Ihdinasshirathalmustaqim; sebelum menjelaskan, kami ingin mengutip penjelasan Allamah Thabataba'I mengenai hidayah. Menurut beliau, hidayah itu ada dua, hidayah internal (dalam diri) dan hidayah eksternal (diluar diri). Hidayah internal adalah hal-hal yg bersifat fitrawi; yaitu akal dan qalbu. Sedangkan hidayah eksternal yaitu Qur'an dan para Makshumin. Dua hidayah tersebut mesti terkoneksi, Maksudnya, jika fitrah (hidayah internal) manusia dicederai dengan ketertarikan pada material maka akan menyebabkan dirinya tidak bisa mendapatkan hidayah eksternal. Karena fitrah adalah jembatan menuju eksternal. Sebaliknya, jika fitrah manusia terjaga (suci) maka dirinya mudah terkoneksi dengan hidayah eksternal. Berdasarkan hal ini, kesesatan itu ada dua, ada internal (fitrah yang telah terikat pada materi) dan eksternal (setan dan bala tentaranya).

Jika fitrah manusia mati maka dirinya sangat mudah menerima keburukan-keburukan eksternal. [Tunjukkanlah kami ke jalan yg lurus, yaitu jalan orang2 yg telah Engkau anugerahkan nikmat kepada mereka, bukan (jalan) mereka yg dimurkai dan bukan (pula jalan) mereka yg sesat] ayat Ihdinasshirathalmustaqim setelah iyyakana'budu wa iyyakanasta'in.
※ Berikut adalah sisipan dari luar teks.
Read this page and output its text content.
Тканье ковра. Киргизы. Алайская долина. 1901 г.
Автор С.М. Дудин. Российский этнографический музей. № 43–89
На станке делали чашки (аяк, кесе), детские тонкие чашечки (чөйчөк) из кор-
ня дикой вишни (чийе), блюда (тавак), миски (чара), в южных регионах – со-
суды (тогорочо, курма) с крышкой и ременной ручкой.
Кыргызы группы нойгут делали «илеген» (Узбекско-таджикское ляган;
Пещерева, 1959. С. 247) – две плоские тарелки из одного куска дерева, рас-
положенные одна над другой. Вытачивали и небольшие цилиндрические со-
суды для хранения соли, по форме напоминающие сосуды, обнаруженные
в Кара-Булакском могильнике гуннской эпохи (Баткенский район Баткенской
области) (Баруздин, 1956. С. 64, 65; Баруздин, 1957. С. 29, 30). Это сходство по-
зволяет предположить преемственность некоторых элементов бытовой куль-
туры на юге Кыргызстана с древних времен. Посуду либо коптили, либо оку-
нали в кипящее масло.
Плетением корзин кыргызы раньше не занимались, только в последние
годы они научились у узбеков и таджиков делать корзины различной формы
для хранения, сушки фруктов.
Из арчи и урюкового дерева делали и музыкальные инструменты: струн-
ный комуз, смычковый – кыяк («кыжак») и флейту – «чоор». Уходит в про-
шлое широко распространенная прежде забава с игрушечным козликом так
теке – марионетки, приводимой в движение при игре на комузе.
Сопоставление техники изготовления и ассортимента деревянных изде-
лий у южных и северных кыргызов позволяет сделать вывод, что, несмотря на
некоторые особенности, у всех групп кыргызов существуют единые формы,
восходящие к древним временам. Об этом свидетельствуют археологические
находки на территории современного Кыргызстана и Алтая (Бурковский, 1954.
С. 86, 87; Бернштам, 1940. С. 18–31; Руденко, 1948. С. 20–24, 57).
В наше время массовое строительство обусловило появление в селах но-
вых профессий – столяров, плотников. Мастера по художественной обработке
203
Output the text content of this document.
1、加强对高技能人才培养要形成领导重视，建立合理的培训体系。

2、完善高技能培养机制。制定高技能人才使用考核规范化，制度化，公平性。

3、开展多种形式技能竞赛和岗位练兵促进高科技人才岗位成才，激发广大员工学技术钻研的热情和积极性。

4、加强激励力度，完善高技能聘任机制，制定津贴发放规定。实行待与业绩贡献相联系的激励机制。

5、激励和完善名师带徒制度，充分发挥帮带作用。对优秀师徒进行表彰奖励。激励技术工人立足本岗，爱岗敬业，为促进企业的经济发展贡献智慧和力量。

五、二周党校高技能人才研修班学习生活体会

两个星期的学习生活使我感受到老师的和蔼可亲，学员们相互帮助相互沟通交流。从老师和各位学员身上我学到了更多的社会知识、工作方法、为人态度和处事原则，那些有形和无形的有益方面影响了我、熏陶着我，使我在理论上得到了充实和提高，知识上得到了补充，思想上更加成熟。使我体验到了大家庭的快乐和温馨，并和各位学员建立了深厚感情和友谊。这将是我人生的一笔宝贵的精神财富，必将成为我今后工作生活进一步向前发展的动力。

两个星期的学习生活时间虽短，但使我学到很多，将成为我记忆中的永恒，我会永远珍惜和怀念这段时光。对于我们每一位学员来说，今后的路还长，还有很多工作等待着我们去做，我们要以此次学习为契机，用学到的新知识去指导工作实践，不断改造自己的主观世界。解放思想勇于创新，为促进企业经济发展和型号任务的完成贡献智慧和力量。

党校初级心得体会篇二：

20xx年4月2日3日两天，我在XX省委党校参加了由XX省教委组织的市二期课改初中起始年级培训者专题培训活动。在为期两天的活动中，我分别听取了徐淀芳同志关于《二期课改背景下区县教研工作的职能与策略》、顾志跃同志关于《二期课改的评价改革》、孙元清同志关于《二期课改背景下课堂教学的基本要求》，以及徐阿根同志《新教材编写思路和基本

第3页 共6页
Pertanyaannya mengapa ayat ihdinasshiratal mustaqim setelah ayat iyyakana'budu wa iyyakanasta'in. Padahal kita bisa menyembah Allah swt setelah kita mendapatkan hidayah dari-Nya. Dalam kata lain, penyembahan mesti diawali sebelumnya dengan hidayah. Oleh karena itu, jika ihdinasshirathalmustaqim setelah ayat iyyakana'budu wa iyyakanastain maka hidayah yg dimaksud disini adalah hidayah yg terus menerus hidup di dalam fitrah manusia. Karena jika fitrah ini mati maka tak ada jalan menuju hidayah realitas eksternal. Inilah rahasia mengapa Qur'an mengatakan zalikal kitabu la rayba fihi Hudan lilmuttaqin. Qur'an itu petunjuk bagi org yang bertaqwa, karena syarat ketaqwaan mesti memiliki fitrah yang sehat. Jika fitrahnya tdk sehat maka dia tdk memiliki ketaqwaan dan jika tidak memiliki ketaqwaan maka jalan menuju Qur'an itu tertutup. Karena, jika dengan fitrah yg kotor mencoba memaknai Qur'an, maka alih-alih ia mendapatkan hidayah, yang ia dapatkan justru kesesatan. Lihat bagaimana marksisme menafsirkan Qur'an. Qul huwallahu ahad memaknai 'ahad' dengan masyarakat komunal.
Tunjukkanlah (hidayahilah) kami jalan yg lurus. 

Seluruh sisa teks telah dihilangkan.